JAKARTA - Badan Gizi Nasional (BGN) buka-bukaan soal insentif Rp6 juta per hari bagi Satuan Pelayanan Pemenuhan Gizi (SPPG) atau dapur Makan Bergizi Gratis (MBG).
Menurut Kepala BGN Dadan Hindayana, insentif Rp6 juta per hari bagi SPPG strategis untuk mencegah pemborosan APBN. Dadan menyampaikan hal tersebut untuk menanggapi isu yang beredar bahwa kebijakan fasilitas SPPG merupakan kebijakan pemborosan.
Alokasi Insentif Rp6 Juta per Hari
Menurutnya, skema tersebut justru merupakan strategi yang efisien dan minim risiko untuk negara.
"Terdapat sejumlah prinsip mendasar dalam skema kemitraan tersebut. Pertama, Rp6 juta per hari bukanlah dana pembangunan dari APBN, melainkan bagian dari mekanisme pembayaran layanan atas SPPG yang telah berjalan. Seluruh proses pembangunan fisik dilakukan dengan investasi mandiri oleh mitra," katanya dalam keterangan resmi di Jakarta, Minggu (1/3/2026).
Dia menambahkan, seluruh risiko ditanggung sepenuhnya oleh mitra, mulai dari risiko pembangunan, pelaksanaan operasional, evaluasi, hingga bencana alam. Sebagai contoh, ketika salah satu SPPG di Aceh terdampak banjir hingga mengalami kerusakan, kerugian sepenuhnya menjadi tanggung jawab mitra dan bukan BGN. Mitra wajib membangun kembali tanpa tambahan beban anggaran negara.
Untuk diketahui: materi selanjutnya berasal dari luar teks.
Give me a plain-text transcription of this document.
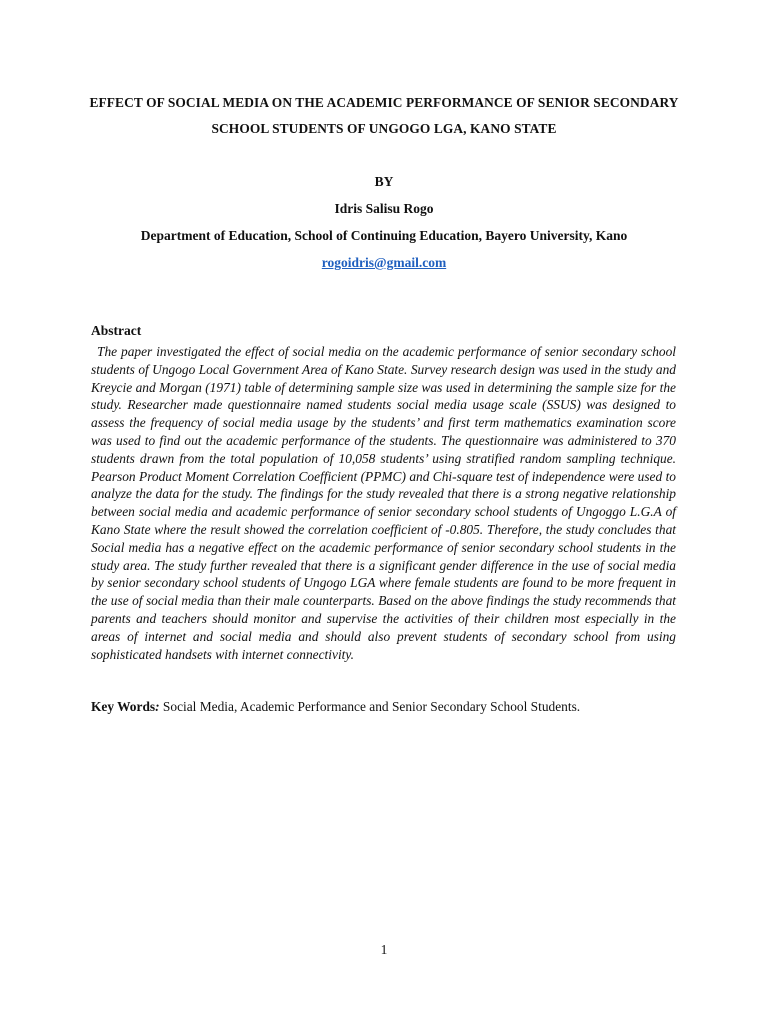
EFFECT OF SOCIAL MEDIA ON THE ACADEMIC PERFORMANCE OF SENIOR SECONDARY SCHOOL STUDENTS OF UNGOGO LGA, KANO STATE
BY
Idris Salisu Rogo
Department of Education, School of Continuing Education, Bayero University, Kano
rogoidris@gmail.com
Abstract
The paper investigated the effect of social media on the academic performance of senior secondary school students of Ungogo Local Government Area of Kano State. Survey research design was used in the study and Kreycie and Morgan (1971) table of determining sample size was used in determining the sample size for the study. Researcher made questionnaire named students social media usage scale (SSUS) was designed to assess the frequency of social media usage by the students’ and first term mathematics examination score was used to find out the academic performance of the students. The questionnaire was administered to 370 students drawn from the total population of 10,058 students’ using stratified random sampling technique. Pearson Product Moment Correlation Coefficient (PPMC) and Chi-square test of independence were used to analyze the data for the study. The findings for the study revealed that there is a strong negative relationship between social media and academic performance of senior secondary school students of Ungoggo L.G.A of Kano State where the result showed the correlation coefficient of -0.805. Therefore, the study concludes that Social media has a negative effect on the academic performance of senior secondary school students in the study area. The study further revealed that there is a significant gender difference in the use of social media by senior secondary school students of Ungogo LGA where female students are found to be more frequent in the use of social media than their male counterparts. Based on the above findings the study recommends that parents and teachers should monitor and supervise the activities of their children most especially in the areas of internet and social media and should also prevent students of secondary school from using sophisticated handsets with internet connectivity.
Key Words: Social Media, Academic Performance and Senior Secondary School Students.
1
“Seperti di Aceh ketika SPPG tersapu banjir, maka yang rugi adalah mitra bukan BGN, mereka harus bangun lagi. Jadi, kita memindahkan risiko total kepada mitra, oleh karena itu saya sampaikan Rp6 juta itu sangat efisien karena BGN tidak mengeluarkan satu rupiah pun untuk pemeliharaan, perbaikan dan lain-lain," ujar dia.